7-8 Mars 2024 - Université Bordeaux Montaigne, UR CLIMAS 4196
L’urgence climatique, comme la crise du COVID, a récemment fait naître la volonté de retourner à un mode de vie plus lent et responsable, jugé plus authentique. Dans Le Sacre de l’authenticité (2021), Gilles Lipovetsky analyse le « fétichisme de l’authentique » qui caractérise nos sociétés modernes occidentales. Qu’elle soit synonyme de transparence, de sobriété ou d’intégrité, l’authenticité est présentée comme un idéal à atteindre ou à retrouver. Cet idéal peut alors être utilisé ou instrumentalisé, notamment par le marketing et l’industrie du tourisme. L’attrait qu’exercent les lieux de mémoire sur les touristes, le « heritage tourism », interroge ainsi notre rapport au patrimoine et à sa mise en scène plus ou moins artificielle. De la même manière, le genre des « heritage films » a pu être critiqué pour son idéalisation de périodes historiques, qui masque la complexité de la réalité authentique. Ce colloque se propose de mettre en regard la notion d’authenticité avec le concept d’héritage, conçu comme un patrimoine matériel ou immatériel transmis à travers les générations. Étudier les multiples articulations entre héritage et authenticité met en jeu notre rapport à l’identité, à la mémoire, à la transmission et soulève des questions sociales, politiques, esthétiques et éthiques.

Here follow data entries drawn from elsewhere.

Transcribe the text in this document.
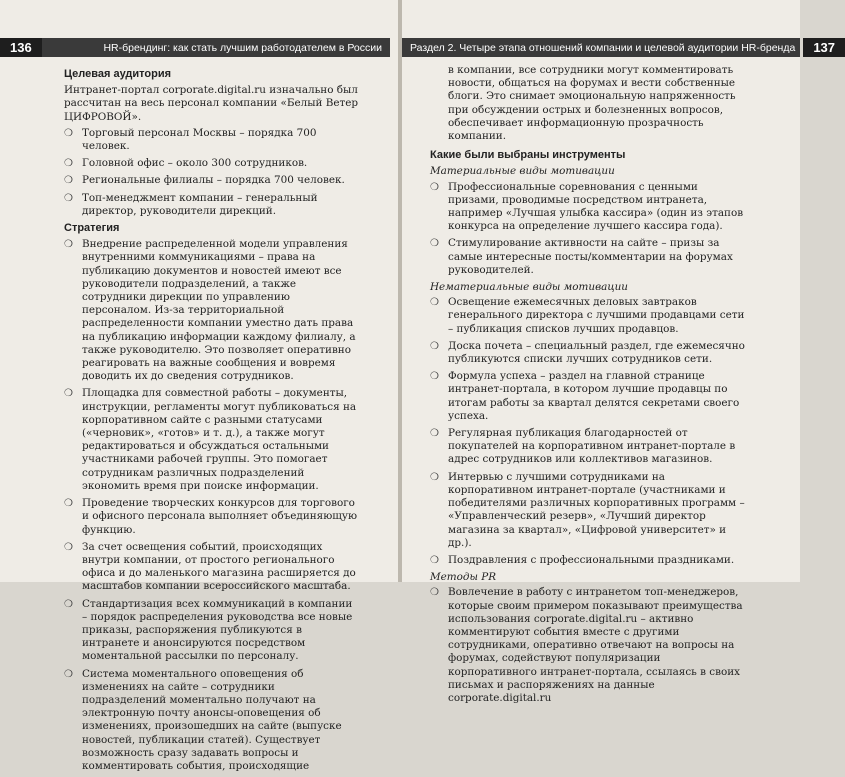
136	HR-брендинг: как стать лучшим работодателем в России
Целевая аудитория

Интранет-портал corporate.digital.ru изначально был рассчитан на весь персонал компании «Белый Ветер ЦИФРОВОЙ».

❍ Торговый персонал Москвы – порядка 700 человек.
❍ Головной офис – около 300 сотрудников.
❍ Региональные филиалы – порядка 700 человек.
❍ Топ-менеджмент компании – генеральный директор, руководители дирекций.
Стратегия
❍ Внедрение распределенной модели управления внутренними коммуникациями – права на публикацию документов и новостей имеют все руководители подразделений, а также сотрудники дирекции по управлению персоналом. Из-за территориальной распределенности компании уместно дать права на публикацию информации каждому филиалу, а также руководителю. Это позволяет оперативно реагировать на важные сообщения и вовремя доводить их до сведения сотрудников.
❍ Площадка для совместной работы – документы, инструкции, регламенты могут публиковаться на корпоративном сайте с разными статусами («черновик», «готов» и т. д.), а также могут редактироваться и обсуждаться остальными участниками рабочей группы. Это помогает сотрудникам различных подразделений экономить время при поиске информации.
❍ Проведение творческих конкурсов для торгового и офисного персонала выполняет объединяющую функцию.
❍ За счет освещения событий, происходящих внутри компании, от простого регионального офиса и до маленького магазина расширяется до масштабов компании всероссийского масштаба.
❍ Стандартизация всех коммуникаций в компании – порядок распределения руководства все новые приказы, распоряжения публикуются в интранете и анонсируются посредством моментальной рассылки по персоналу.
❍ Система моментального оповещения об изменениях на сайте – сотрудники подразделений моментально получают на электронную почту анонсы-оповещения об изменениях, произошедших на сайте (выпуске новостей, публикации статей). Существует возможность сразу задавать вопросы и комментировать события, происходящие
Раздел 2. Четыре этапа отношений компании и целевой аудитории HR-бренда	137

в компании, все сотрудники могут комментировать новости, общаться на форумах и вести собственные блоги. Это снимает эмоциональную напряженность при обсуждении острых и болезненных вопросов, обеспечивает информационную прозрачность компании.

Какие были выбраны инструменты
Материальные виды мотивации
❍ Профессиональные соревнования с ценными призами, проводимые посредством интранета, например «Лучшая улыбка кассира» (один из этапов конкурса на определение лучшего кассира года).
❍ Стимулирование активности на сайте – призы за самые интересные посты/комментарии на форумах руководителей.
Нематериальные виды мотивации
❍ Освещение ежемесячных деловых завтраков генерального директора с лучшими продавцами сети – публикация списков лучших продавцов.
❍ Доска почета – специальный раздел, где ежемесячно публикуются списки лучших сотрудников сети.
❍ Формула успеха – раздел на главной странице интранет-портала, в котором лучшие продавцы по итогам работы за квартал делятся секретами своего успеха.
❍ Регулярная публикация благодарностей от покупателей на корпоративном интранет-портале в адрес сотрудников или коллективов магазинов.
❍ Интервью с лучшими сотрудниками на корпоративном интранет-портале (участниками и победителями различных корпоративных программ – «Управленческий резерв», «Лучший директор магазина за квартал», «Цифровой университет» и др.).
❍ Поздравления с профессиональными праздниками.
Методы PR
❍ Вовлечение в работу с интранетом топ-менеджеров, которые своим примером показывают преимущества использования corporate.digital.ru – активно комментируют события вместе с другими сотрудниками, оперативно отвечают на вопросы на форумах, содействуют популяризации корпоративного интранет-портала, ссылаясь в своих письмах и распоряжениях на данные corporate.digital.ru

Avant d’être exposés et célébrés dans les musées, les héritages culturels et artistiques sont nécessairement soumis à un processus de sélection et d’authentification. À l’enjeu de l’estimation de l’authenticité d’un objet, qu’il soit objet physique ou objet d’étude, se mêle une négociation sur la valeur qu’il possède. Dans son ouvrage Sincerity and Authenticity, Lionel Trilling souligne cette dimension de l’authenticité en la situant justement dans le lieu symbolique du musée, lieu de mémoire où le lien au passé et à l’héritage peut être décisif pour définir le prix et la valeur accordée aux œuvres et artefacts exposés. La question de l’authenticité se pose autant pour les objets archéologiques que pour les œuvres d’art : la copie et le plagiat dépossèdent les objets de leur valeur, même si ceux-ci ressemblent en tout point aux originaux. La valeur ne dépend alors plus de considérations esthétiques, l’objet est désacralisé par l’impossibilité de le rattacher à un héritage, qu’il soit littéraire, artistique ou culturel. Les questions de muséographie occupent donc une place centrale dans l’articulation des deux concepts étudiés : comment les musées façonnent-ils un héritage artistique ou culturel qu’ils veulent le plus authentique possible ? Comment exposer un héritage culturel sans le trahir ou le transformer ?
Entretenir un héritage et une identité collective, notamment dans des lieux de mémoire, peut être une nécessité pour certaines communautés, particulièrement pour des groupes marginalisés. La transmission d’un héritage jugé authentique – qui recouvre des pratiques culturelles, religieuses et linguistiques – revêt alors une dimension profondément politique. Lorsque l’héritage de certaines cultures ne peut être transmis, les conséquences peuvent se révéler désastreuses pour les populations concernées. Puisque c’est en perpétuant des pratiques jugées authentiques qu’on peut asseoir son appartenance à un groupe culturel, certaines populations cherchent à renouer avec des traditions parfois longtemps oubliées, dans un geste d’affirmation identitaire. Transmettre un héritage authentique soulève alors des questions éthiques et pratiques : à qui revient la responsabilité de transmettre un patrimoine culturel ? De manière écrite ou orale ? Existe-t-il un devoir de transmission ? Qui peut recevoir ou se réclamer de tel ou tel héritage ?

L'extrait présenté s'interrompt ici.